Agreements that require notarial support can be executed, as notaries are operative. In line with the government's multi-stage de-escalation program, the restrictions on notaries will be gradually lifted in accordance with the stage applicable to each territory.
Further, public administrations (e.g. planning authorities, Land Registry, Companies’ Registry) are open to the public (appointments can be arranged, if necessary) and can be contacted by phone, and any formalities can also be carried out electronically.
10. Are there any specific processes or protocols available to consummate real estate operations enabling them to comply with any required social distancing (e.g. electronic signature, etc.)?
Private agreements that do not require any specific form (and so can be signed without notary involvement), such as sale and purchase agreements and lease agreements, are not problematic. Signing occurs through electronic signature or by exchange of correspondence.
Please see question 7 above for information on agreements that require notarial support.
11. Are contractors who were carrying out works within the premises obliged to resume them? Can building sites reopen when they were closed down? Are there any specific provisions in relation to certain asset classes authorising continuation / resumption of works (e.g. healthcare structures)?

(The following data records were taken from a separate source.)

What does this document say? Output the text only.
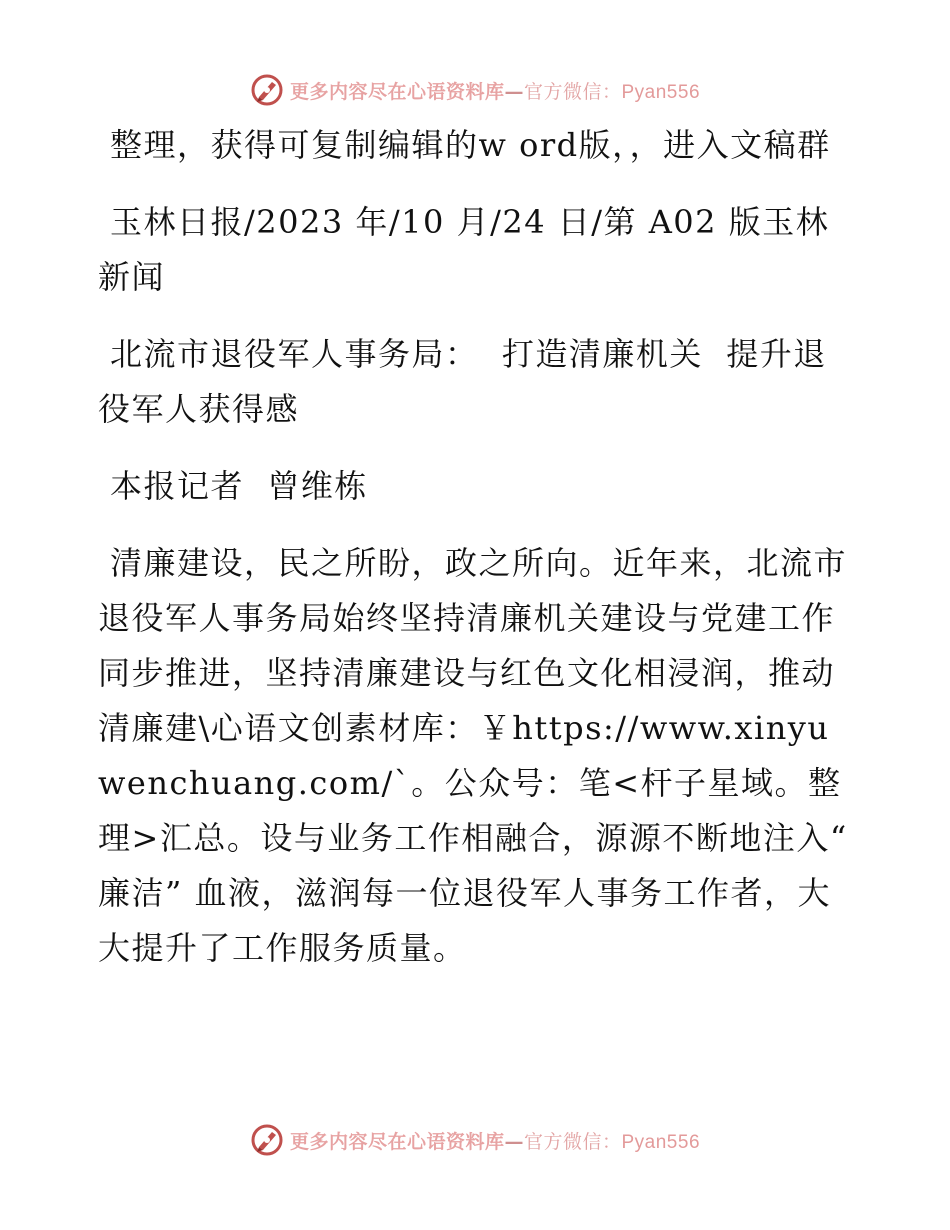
更多内容尽在心语资料库—官方微信：Pyan556

整理，获得可复制编辑的w ord版，，进入文稿群

玉林日报/2023 年/10 月/24 日/第 A02 版玉林新闻

北流市退役军人事务局：  打造清廉机关  提升退役军人获得感

本报记者  曾维栋

清廉建设，民之所盼，政之所向。近年来，北流市退役军人事务局始终坚持清廉机关建设与党建工作同步推进，坚持清廉建设与红色文化相浸润，推动清廉建\心语文创素材库：￥https://www.xinyuwenchuang.com/`。公众号：笔<杆子星域。整理>汇总。设与业务工作相融合，源源不断地注入“ 廉洁” 血液，滋润每一位退役军人事务工作者，大大提升了工作服务质量。

更多内容尽在心语资料库—官方微信：Pyan556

As part of the COVID-19 containment measures, construction activities were forbidden between 30 March and 9 April 2020. Further, works in existing buildings where there was a risk of contagion by COVID-19 for persons not related to that activity had been suspended from 12 April until 25 May.

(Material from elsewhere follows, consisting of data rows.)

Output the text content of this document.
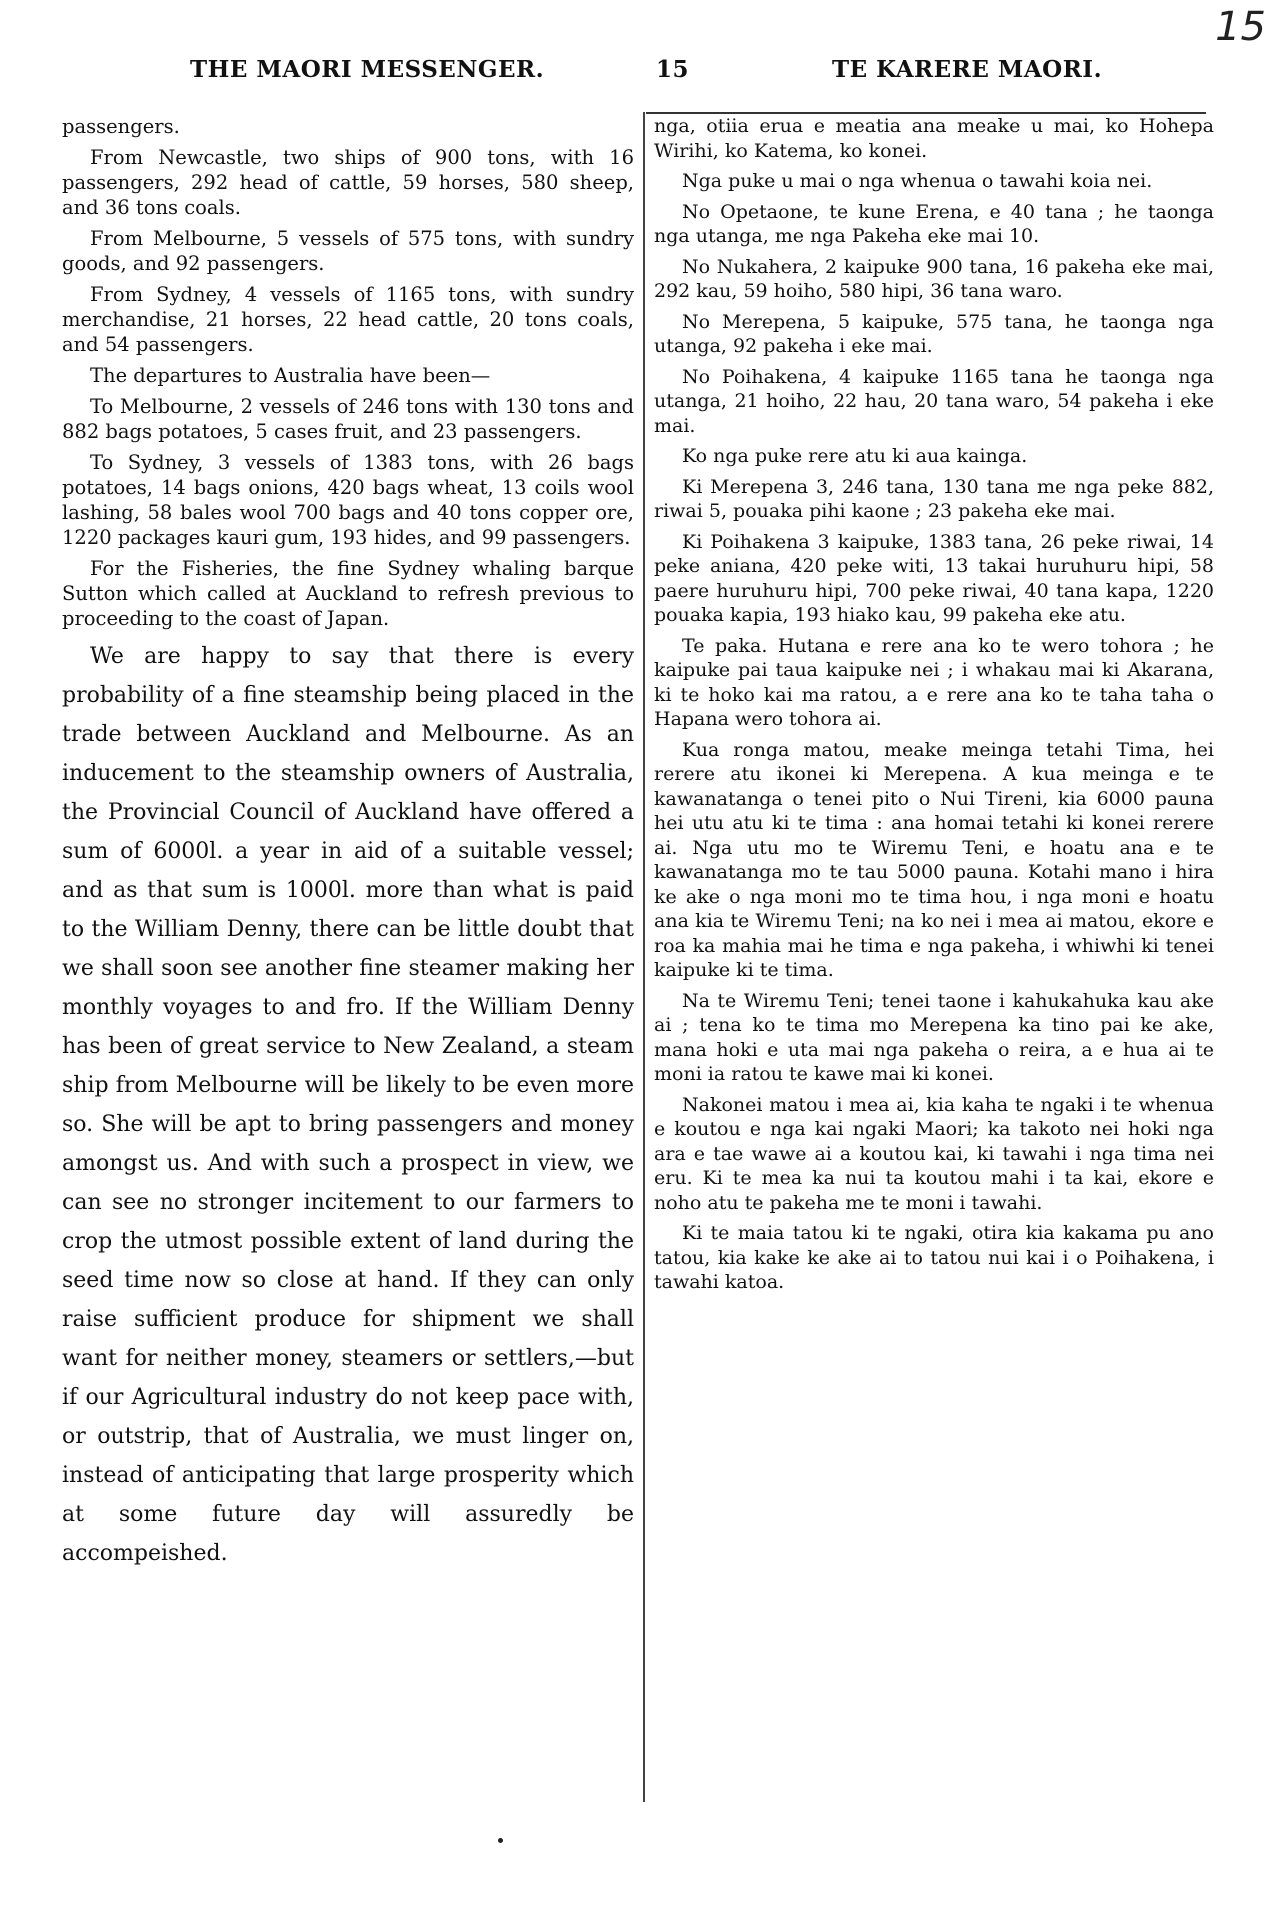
15
THE MAORI MESSENGER.	15	TE KARERE MAORI.

passengers.

From Newcastle, two ships of 900 tons, with 16 passengers, 292 head of cattle, 59 horses, 580 sheep, and 36 tons coals.

From Melbourne, 5 vessels of 575 tons, with sundry goods, and 92 passengers.

From Sydney, 4 vessels of 1165 tons, with sundry merchandise, 21 horses, 22 head cattle, 20 tons coals, and 54 passengers.

The departures to Australia have been—

To Melbourne, 2 vessels of 246 tons with 130 tons and 882 bags potatoes, 5 cases fruit, and 23 passengers.

To Sydney, 3 vessels of 1383 tons, with 26 bags potatoes, 14 bags onions, 420 bags wheat, 13 coils wool lashing, 58 bales wool 700 bags and 40 tons copper ore, 1220 packages kauri gum, 193 hides, and 99 passengers.

For the Fisheries, the fine Sydney whaling barque Sutton which called at Auckland to refresh previous to proceeding to the coast of Japan.

We are happy to say that there is every probability of a fine steamship being placed in the trade between Auckland and Melbourne. As an inducement to the steamship owners of Australia, the Provincial Council of Auckland have offered a sum of 6000l. a year in aid of a suitable vessel; and as that sum is 1000l. more than what is paid to the William Denny, there can be little doubt that we shall soon see another fine steamer making her monthly voyages to and fro. If the William Denny has been of great service to New Zealand, a steam ship from Melbourne will be likely to be even more so. She will be apt to bring passengers and money amongst us. And with such a prospect in view, we can see no stronger incitement to our farmers to crop the utmost possible extent of land during the seed time now so close at hand. If they can only raise sufficient produce for shipment we shall want for neither money, steamers or settlers,—but if our Agricultural industry do not keep pace with, or outstrip, that of Australia, we must linger on, instead of anticipating that large prosperity which at some future day will assuredly be accompeished.

nga, otiia erua e meatia ana meake u mai, ko Hohepa Wirihi, ko Katema, ko konei.

Nga puke u mai o nga whenua o tawahi koia nei.

No Opetaone, te kune Erena, e 40 tana ; he taonga nga utanga, me nga Pakeha eke mai 10.

No Nukahera, 2 kaipuke 900 tana, 16 pakeha eke mai, 292 kau, 59 hoiho, 580 hipi, 36 tana waro.

No Merepena, 5 kaipuke, 575 tana, he taonga nga utanga, 92 pakeha i eke mai.

No Poihakena, 4 kaipuke 1165 tana he taonga nga utanga, 21 hoiho, 22 hau, 20 tana waro, 54 pakeha i eke mai.

Ko nga puke rere atu ki aua kainga.

Ki Merepena 3, 246 tana, 130 tana me nga peke 882, riwai 5, pouaka pihi kaone ; 23 pakeha eke mai.

Ki Poihakena 3 kaipuke, 1383 tana, 26 peke riwai, 14 peke aniana, 420 peke witi, 13 takai huruhuru hipi, 58 paere huruhuru hipi, 700 peke riwai, 40 tana kapa, 1220 pouaka kapia, 193 hiako kau, 99 pakeha eke atu.

Te paka. Hutana e rere ana ko te wero tohora ; he kaipuke pai taua kaipuke nei ; i whakau mai ki Akarana, ki te hoko kai ma ratou, a e rere ana ko te taha taha o Hapana wero tohora ai.

Kua ronga matou, meake meinga tetahi Tima, hei rerere atu ikonei ki Merepena. A kua meinga e te kawanatanga o tenei pito o Nui Tireni, kia 6000 pauna hei utu atu ki te tima : ana homai tetahi ki konei rerere ai. Nga utu mo te Wiremu Teni, e hoatu ana e te kawanatanga mo te tau 5000 pauna. Kotahi mano i hira ke ake o nga moni mo te tima hou, i nga moni e hoatu ana kia te Wiremu Teni; na ko nei i mea ai matou, ekore e roa ka mahia mai he tima e nga pakeha, i whiwhi ki tenei kaipuke ki te tima.

Na te Wiremu Teni; tenei taone i kahukahuka kau ake ai ; tena ko te tima mo Merepena ka tino pai ke ake, mana hoki e uta mai nga pakeha o reira, a e hua ai te moni ia ratou te kawe mai ki konei.

Nakonei matou i mea ai, kia kaha te ngaki i te whenua e koutou e nga kai ngaki Maori; ka takoto nei hoki nga ara e tae wawe ai a koutou kai, ki tawahi i nga tima nei eru. Ki te mea ka nui ta koutou mahi i ta kai, ekore e noho atu te pakeha me te moni i tawahi.

Ki te maia tatou ki te ngaki, otira kia kakama pu ano tatou, kia kake ke ake ai to tatou nui kai i o Poihakena, i tawahi katoa.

12. Are there remedies or contractual arrangements available to address impossibility or delay for a party to handover premises to another which are/were to be constructed or refurbished, or for such other party to take over those premises?
Development and/or construction agreements typically do contain force majeure clauses allowing the delivery deadline of the works to be extended for any force majeure event. Further, if no suspension clause is expressly included in the relevant agreements, it is likely that COVID-19 will qualify as a force majeure event for Spanish courts. As such, any party to the relevant agreement should be allowed to invoke force majeure and request a postponement of agreed completion and delivery dates. In this scenario, the Spanish principle of good faith would compel the parties to act consistently and to agree on a new date for completion or delivery.
13. Has the duration of validity of administrative authorisations pertaining to development/construction of real estate assets (in particular planning authorisations) been extended?
Royal Decree 463/2020 enacted by the Spanish government on 14 March suspended administrative deadlines, expiration deadlines (plazo de caducidad) and statute of limitations (plazo de prescripción). This suspension shall remain until 1 June, when the deadlines under the relevant licenses – for example for the completion of works – will resume.
Litigation and Regulation
14. Is the use of disclaimers for visitors or others coming on to the site of business useful for limiting potential future COVID-19 claims?
The use of "disclaimers" could be useful in certain cases for the purpose of limiting future liability claims arising from the impact of COVID-19 by visitors or other persons accessing the facilities.